Da segnalare anche il cameo di Michael Massee nei panni del misterioso uomo nell’ombra Gustav Fiers, oltre all’immancabile apparizione di Stan Lee, co-creatore del personaggio, qui presente tra il pubblico alla cerimonia dei diplomi di Peter e Gwen.

Conclusioni
The Amazing Spider-Man 2 – Il potere di Electro è un film che, pur presentando notevoli difetti dal punto di vista narrativo, riesce comunque a regalare momenti di grande impatto emotivo e visivo.

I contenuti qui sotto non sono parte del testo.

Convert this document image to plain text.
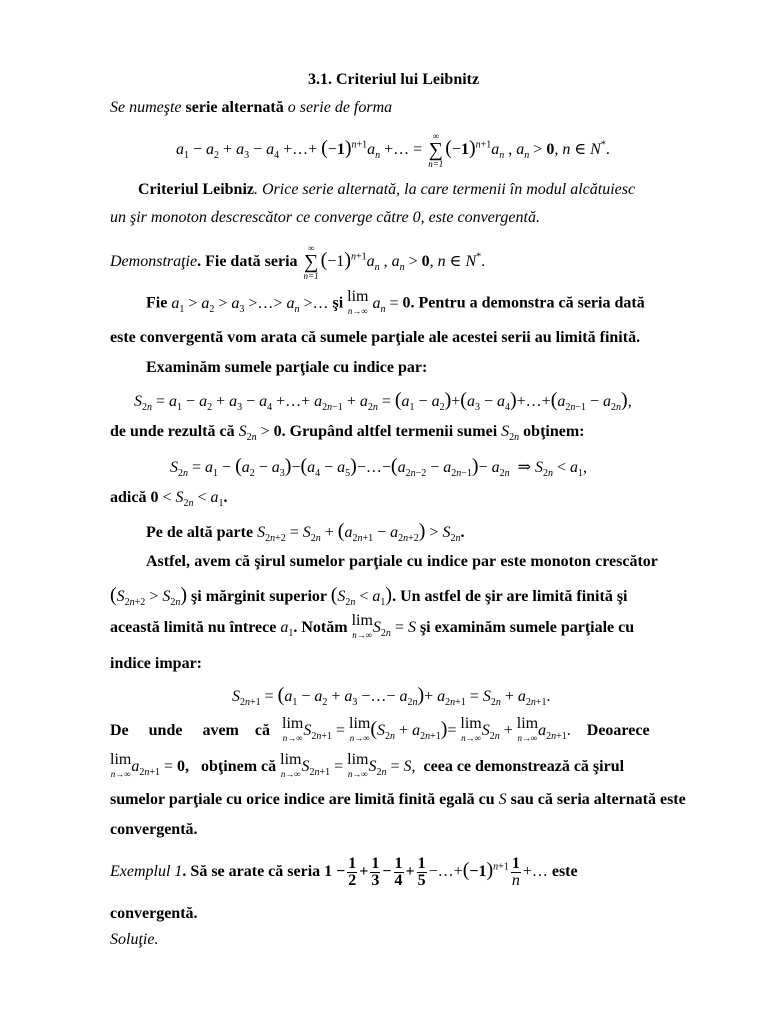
3.1. Criteriul lui Leibnitz
Se numeşte serie alternată o serie de forma
$a_1 - a_2 + a_3 - a_4$ +…+ $(-1)^{n+1}a_n$ +… =
∞
∑
n=1
$(-1)^{n+1}a_n$ , $a_n > 0$, n ∈ N*.
Criteriul Leibniz. Orice serie alternată, la care termenii în modul alcătuiesc
un şir monoton descrescător ce converge către 0, este convergentă.
Demonstraţie. Fie dată seria
∞
∑
n=1
$(-1)^{n+1}a_n$ , $a_n > 0$, n ∈ N*.
Fie $a_1 > a_2 > a_3$ >…> $a_n$ >… şi lim
n→∞ $a_n = 0$. Pentru a demonstra că seria dată
este convergentă vom arata că sumele parţiale ale acestei serii au limită finită.
Examinăm sumele parţiale cu indice par:
$S_{2n} = a_1 - a_2 + a_3 - a_4$ +…+ $a_{2n-1} + a_{2n} = (a_1 - a_2)+(a_3$ − $a_4)+\dots+(a_{2n-1} - a_{2n})$,
de unde rezultă că $S_{2n} > 0$. Grupând altfel termenii sumei $S_{2n}$ obţinem:
$S_{2n} = a_1 - (a_2 - a_3)-(a_4$ − $a_5)-\dots-(a_{2n-2} - a_{2n-1})- a_{2n}$  ⇒ $S_{2n} < a_1$,
adică $0 < S_{2n} < a_1$.
Pe de altă parte $S_{2n+2} = S_{2n} + (a_{2n+1} - a_{2n+2}) > S_{2n}$.
Astfel, avem că şirul sumelor parţiale cu indice par este monoton crescător
$(S_{2n+2} > S_{2n})$ şi mărginit superior $(S_{2n} < a_1)$. Un astfel de şir are limită finită şi
această limită nu întrece $a_1$. Notăm lim
n→∞ $S_{2n} = S$ şi examinăm sumele parţiale cu
indice impar:
$S_{2n+1} = (a_1 - a_2 + a_3$ −…− $a_{2n})+ a_{2n+1} = S_{2n} + a_{2n+1}$.
De unde avem că lim
n→∞ $S_{2n+1} = \lim$
n→∞ $(S_{2n} + a_{2n+1})= \lim$
n→∞ $S_{2n} + \lim$
n→∞ $a_{2n+1}$. Deoarece
lim
n→∞ $a_{2n+1} = 0$,   obţinem că lim
n→∞ $S_{2n+1} = \lim$
n→∞ $S_{2n} = S$, ceea ce demonstrează că şirul
sumelor parţiale cu orice indice are limită finită egală cu S sau că seria alternată este
convergentă.
Exemplul 1. Să se arate că seria $1 - \frac{1}{2} + \frac{1}{3} - \frac{1}{4} + \frac{1}{5}$ $-\dots+(-1)^{n+1} \frac{1}{n}$ +… este
convergentă.
Soluţie.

Da un lato, la pellicola offre alcuni tra i migliori elementi mai visti in un adattamento di Spider-Man: il costume, estremamente fedele al fumetto; le movenze e i combattimenti del protagonista, resi spettacolari dalla regia dinamica di Marc Webb; e soprattutto la relazione tra Peter e Gwen, che costituisce il vero cuore pulsante del film. L’alchimia tra Andrew Garfield ed Emma Stone è infatti uno dei punti più forti dell’intero progetto, capace di conferire profondità e credibilità a una storia d’amore che culmina in un finale tragico, intenso e iconico per il personaggio di Spider-Man.
Dall’altro lato, il film pecca nella gestione dei villain, troppi e poco approfonditi, riducendo Electro a un nemico visivamente suggestivo ma narrativamente debole, mentre Goblin e Rhino appaiono come presenze frettolose, inserite solo per gettare le basi verso la creazione dei Sinistri Sei. La trama si presenta così eccessivamente densa di sottotrame e misteri che, invece di arricchire, finiscono per appesantire lo sviluppo principale, minando la compattezza che aveva reso il primo capitolo solido e convincente.
Nonostante ciò, The Amazing Spider-Man 2 rimane un’opera visivamente potente e dal forte impatto emotivo, capace di far emergere l’umanità più autentica di Peter Parker tra drammi personali, responsabilità e sacrificio. Un film che, pur con i suoi limiti, porta sullo schermo lo spirito classico di Spider-Man con coraggio, dolore e speranza.